Italy is the first country outside Asia to deal with a substantial coronavirus outbreak, but other countries - including Germany and the United States - also have registered a growing number of cases. Italy has become something of a laboratory for how a country can fight the virus and how all normal routine can collapse in a matter of weeks.

Eleven days ago, Italy had roughly 600 cases - same as the U.S. has now. Germany, France and Spain have all reported more than 1,000 cases.

"The contagion's gait in other [European] countries is similar to Italy's from a few days ago," said Ferruccio de Bortoli, the former editor in chief of the Corriere della Sera newspaper. "I think there should be a general alarm, a European awareness of facing an invisible enemy for which of course no treatment or vaccine exists as of yet."

Some virologists have said that, until a vaccine is created, the virus's spread can only be slowed through social isolation - by halting the daily patterns of seeing friends and taking trips. Although it is unclear why Italy so rapidly expanded its restriction zone, early data from the small towns that Italy locked down was promising, showing that the measures did slow the virus's spread.

China, where the virus first erupted, succeeded in decelerating the virus on a greater magnitude, after imposing rigid controls on 60 million people in Hubei province.

In Italy, the greatest resistance to controls has emerged in the form of prison riots.

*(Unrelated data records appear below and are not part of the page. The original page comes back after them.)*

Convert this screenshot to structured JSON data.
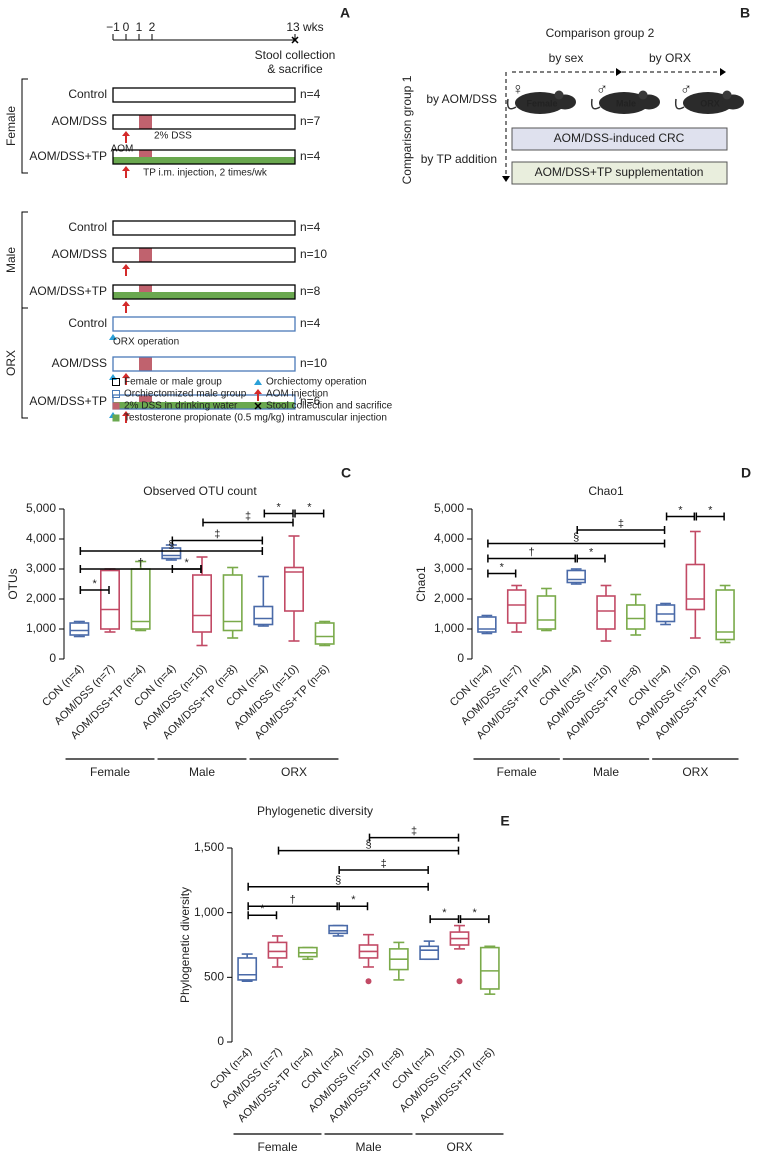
{
  "panel_a": {
    "label": "A",
    "timeline": {
      "xlim": [
        -1,
        13
      ],
      "ticks": [
        {
          "value": -1,
          "label": "−1"
        },
        0,
        1,
        2,
        {
          "value": 13,
          "label": "13 wks"
        }
      ],
      "end_note": [
        "Stool collection",
        "& sacrifice"
      ]
    },
    "dss_weeks": [
      1,
      2
    ],
    "aom_week": 0,
    "groups": [
      {
        "name": "Female",
        "rows": [
          {
            "label": "Control",
            "n": "n=4"
          },
          {
            "label": "AOM/DSS",
            "n": "n=7",
            "treatment": "dss",
            "notes": {
              "aom": "AOM",
              "dss": "2% DSS"
            }
          },
          {
            "label": "AOM/DSS+TP",
            "n": "n=4",
            "treatment": "tp",
            "notes": {
              "tp": "TP i.m. injection, 2 times/wk"
            }
          }
        ]
      },
      {
        "name": "Male",
        "rows": [
          {
            "label": "Control",
            "n": "n=4"
          },
          {
            "label": "AOM/DSS",
            "n": "n=10",
            "treatment": "dss"
          },
          {
            "label": "AOM/DSS+TP",
            "n": "n=8",
            "treatment": "tp"
          }
        ]
      },
      {
        "name": "ORX",
        "orx": true,
        "rows": [
          {
            "label": "Control",
            "n": "n=4",
            "notes": {
              "orx": "ORX operation"
            }
          },
          {
            "label": "AOM/DSS",
            "n": "n=10",
            "treatment": "dss"
          },
          {
            "label": "AOM/DSS+TP",
            "n": "n=6",
            "treatment": "tp"
          }
        ]
      }
    ],
    "legend": [
      {
        "marker": "square-black",
        "text": "Female or male group"
      },
      {
        "marker": "square-blue",
        "text": "Orchiectomized male group"
      },
      {
        "marker": "dss",
        "text": "2% DSS in drinking water"
      },
      {
        "marker": "tp",
        "text": "Testosterone propionate (0.5 mg/kg) intramuscular injection"
      },
      {
        "marker": "triangle",
        "text": "Orchiectomy operation"
      },
      {
        "marker": "arrow",
        "text": "AOM injection"
      },
      {
        "marker": "cross",
        "text": "Stool collection and sacrifice"
      }
    ]
  },
  "panel_b": {
    "label": "B",
    "title": "Comparison group 2",
    "side_title": "Comparison group 1",
    "across": [
      "by sex",
      "by ORX"
    ],
    "down": [
      "by AOM/DSS",
      "by TP addition"
    ],
    "mice": [
      {
        "symbol": "♀",
        "name": "Female",
        "color": "#c0509a"
      },
      {
        "symbol": "♂",
        "name": "Male",
        "color": "#3a7ab8"
      },
      {
        "symbol": "♂",
        "name": "ORX",
        "color": "#3a7ab8"
      }
    ],
    "boxes": [
      "AOM/DSS-induced CRC",
      "AOM/DSS+TP supplementation"
    ]
  },
  "chart_data": [
    {
      "type": "box",
      "panel": "C",
      "title": "Observed OTU count",
      "y_label": "OTUs",
      "categories": [
        "CON (n=4)",
        "AOM/DSS (n=7)",
        "AOM/DSS+TP (n=4)",
        "CON (n=4)",
        "AOM/DSS (n=10)",
        "AOM/DSS+TP (n=8)",
        "CON (n=4)",
        "AOM/DSS (n=10)",
        "AOM/DSS+TP (n=6)"
      ],
      "groups": [
        "Female",
        "Male",
        "ORX"
      ],
      "colors": [
        "#4a6aa8",
        "#c24a65",
        "#7aaa4a",
        "#4a6aa8",
        "#c24a65",
        "#7aaa4a",
        "#4a6aa8",
        "#c24a65",
        "#7aaa4a"
      ],
      "boxes": [
        {
          "min": 750,
          "q1": 800,
          "median": 950,
          "q3": 1200,
          "max": 1250
        },
        {
          "min": 900,
          "q1": 1000,
          "median": 1650,
          "q3": 2950,
          "max": 3000
        },
        {
          "min": 950,
          "q1": 1000,
          "median": 1250,
          "q3": 3000,
          "max": 3250
        },
        {
          "min": 3300,
          "q1": 3350,
          "median": 3450,
          "q3": 3700,
          "max": 3800
        },
        {
          "min": 450,
          "q1": 900,
          "median": 1450,
          "q3": 2800,
          "max": 3400
        },
        {
          "min": 700,
          "q1": 950,
          "median": 1250,
          "q3": 2800,
          "max": 3050
        },
        {
          "min": 1100,
          "q1": 1150,
          "median": 1350,
          "q3": 1750,
          "max": 2750
        },
        {
          "min": 600,
          "q1": 1600,
          "median": 2900,
          "q3": 3050,
          "max": 4100
        },
        {
          "min": 450,
          "q1": 500,
          "median": 750,
          "q3": 1200,
          "max": 1250
        }
      ],
      "brackets": [
        {
          "between": [
            0,
            1
          ],
          "y": 2300,
          "label": "*"
        },
        {
          "between": [
            0,
            4
          ],
          "y": 3000,
          "label": "†"
        },
        {
          "between": [
            3,
            4
          ],
          "y": 3000,
          "label": "*"
        },
        {
          "between": [
            0,
            6
          ],
          "y": 3600,
          "label": "§"
        },
        {
          "between": [
            3,
            6
          ],
          "y": 3950,
          "label": "‡"
        },
        {
          "between": [
            4,
            7
          ],
          "y": 4550,
          "label": "‡"
        },
        {
          "between": [
            6,
            7
          ],
          "y": 4850,
          "label": "*"
        },
        {
          "between": [
            7,
            8
          ],
          "y": 4850,
          "label": "*"
        }
      ],
      "ylim": [
        0,
        5000
      ],
      "yticks": [
        0,
        {
          "value": 1000,
          "label": "1,000"
        },
        {
          "value": 2000,
          "label": "2,000"
        },
        {
          "value": 3000,
          "label": "3,000"
        },
        {
          "value": 4000,
          "label": "4,000"
        },
        {
          "value": 5000,
          "label": "5,000"
        }
      ]
    },
    {
      "type": "box",
      "panel": "D",
      "title": "Chao1",
      "y_label": "Chao1",
      "categories": [
        "CON (n=4)",
        "AOM/DSS (n=7)",
        "AOM/DSS+TP (n=4)",
        "CON (n=4)",
        "AOM/DSS (n=10)",
        "AOM/DSS+TP (n=8)",
        "CON (n=4)",
        "AOM/DSS (n=10)",
        "AOM/DSS+TP (n=6)"
      ],
      "groups": [
        "Female",
        "Male",
        "ORX"
      ],
      "colors": [
        "#4a6aa8",
        "#c24a65",
        "#7aaa4a",
        "#4a6aa8",
        "#c24a65",
        "#7aaa4a",
        "#4a6aa8",
        "#c24a65",
        "#7aaa4a"
      ],
      "boxes": [
        {
          "min": 850,
          "q1": 900,
          "median": 1000,
          "q3": 1400,
          "max": 1450
        },
        {
          "min": 900,
          "q1": 1200,
          "median": 1800,
          "q3": 2300,
          "max": 2450
        },
        {
          "min": 950,
          "q1": 1000,
          "median": 1300,
          "q3": 2100,
          "max": 2350
        },
        {
          "min": 2500,
          "q1": 2550,
          "median": 2650,
          "q3": 2950,
          "max": 3000
        },
        {
          "min": 600,
          "q1": 1000,
          "median": 1600,
          "q3": 2100,
          "max": 2450
        },
        {
          "min": 800,
          "q1": 1000,
          "median": 1350,
          "q3": 1800,
          "max": 2150
        },
        {
          "min": 1150,
          "q1": 1250,
          "median": 1500,
          "q3": 1800,
          "max": 1850
        },
        {
          "min": 700,
          "q1": 1650,
          "median": 2000,
          "q3": 3150,
          "max": 4250
        },
        {
          "min": 550,
          "q1": 650,
          "median": 900,
          "q3": 2300,
          "max": 2450
        }
      ],
      "brackets": [
        {
          "between": [
            0,
            1
          ],
          "y": 2850,
          "label": "*"
        },
        {
          "between": [
            0,
            3
          ],
          "y": 3350,
          "label": "†"
        },
        {
          "between": [
            3,
            4
          ],
          "y": 3350,
          "label": "*"
        },
        {
          "between": [
            0,
            6
          ],
          "y": 3850,
          "label": "§"
        },
        {
          "between": [
            3,
            6
          ],
          "y": 4300,
          "label": "‡"
        },
        {
          "between": [
            6,
            7
          ],
          "y": 4750,
          "label": "*"
        },
        {
          "between": [
            7,
            8
          ],
          "y": 4750,
          "label": "*"
        }
      ],
      "ylim": [
        0,
        5000
      ],
      "yticks": [
        0,
        {
          "value": 1000,
          "label": "1,000"
        },
        {
          "value": 2000,
          "label": "2,000"
        },
        {
          "value": 3000,
          "label": "3,000"
        },
        {
          "value": 4000,
          "label": "4,000"
        },
        {
          "value": 5000,
          "label": "5,000"
        }
      ]
    },
    {
      "type": "box",
      "panel": "E",
      "title": "Phylogenetic diversity",
      "y_label": "Phylogenetic diversity",
      "categories": [
        "CON (n=4)",
        "AOM/DSS (n=7)",
        "AOM/DSS+TP (n=4)",
        "CON (n=4)",
        "AOM/DSS (n=10)",
        "AOM/DSS+TP (n=8)",
        "CON (n=4)",
        "AOM/DSS (n=10)",
        "AOM/DSS+TP (n=6)"
      ],
      "groups": [
        "Female",
        "Male",
        "ORX"
      ],
      "colors": [
        "#4a6aa8",
        "#c24a65",
        "#7aaa4a",
        "#4a6aa8",
        "#c24a65",
        "#7aaa4a",
        "#4a6aa8",
        "#c24a65",
        "#7aaa4a"
      ],
      "boxes": [
        {
          "min": 470,
          "q1": 480,
          "median": 520,
          "q3": 650,
          "max": 680
        },
        {
          "min": 580,
          "q1": 650,
          "median": 700,
          "q3": 770,
          "max": 820
        },
        {
          "min": 640,
          "q1": 660,
          "median": 690,
          "q3": 730,
          "max": 730
        },
        {
          "min": 820,
          "q1": 840,
          "median": 860,
          "q3": 900,
          "max": 900
        },
        {
          "min": 580,
          "q1": 650,
          "median": 700,
          "q3": 750,
          "max": 830,
          "outliers": [
            470
          ]
        },
        {
          "min": 480,
          "q1": 560,
          "median": 640,
          "q3": 720,
          "max": 770
        },
        {
          "min": 640,
          "q1": 640,
          "median": 710,
          "q3": 740,
          "max": 780
        },
        {
          "min": 720,
          "q1": 750,
          "median": 800,
          "q3": 850,
          "max": 900,
          "outliers": [
            470
          ]
        },
        {
          "min": 370,
          "q1": 410,
          "median": 550,
          "q3": 730,
          "max": 740
        }
      ],
      "brackets": [
        {
          "between": [
            0,
            1
          ],
          "y": 980,
          "label": "*"
        },
        {
          "between": [
            0,
            3
          ],
          "y": 1050,
          "label": "†"
        },
        {
          "between": [
            3,
            4
          ],
          "y": 1050,
          "label": "*"
        },
        {
          "between": [
            0,
            6
          ],
          "y": 1200,
          "label": "§"
        },
        {
          "between": [
            3,
            6
          ],
          "y": 1330,
          "label": "‡"
        },
        {
          "between": [
            1,
            7
          ],
          "y": 1480,
          "label": "§"
        },
        {
          "between": [
            4,
            7
          ],
          "y": 1580,
          "label": "‡"
        },
        {
          "between": [
            6,
            7
          ],
          "y": 950,
          "label": "*"
        },
        {
          "between": [
            7,
            8
          ],
          "y": 950,
          "label": "*"
        }
      ],
      "ylim": [
        0,
        1500
      ],
      "yticks": [
        0,
        500,
        {
          "value": 1000,
          "label": "1,000"
        },
        {
          "value": 1500,
          "label": "1,500"
        }
      ]
    }
  ]
}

Protests about restrictions on visitors have led to at least one reported instance in which 20 inmates managed to escape. The restrictions - chiefly the suspension of visiting hours and drastically reduced time out of cells - were put in place as a way to reduce the danger of the virus spreading through Italy's overcrowded prison system.

Those restrictions were the "straw that broke the camel's back" in places with already-high tensions, said Gennarino De Fazio, a union leader for prison guards.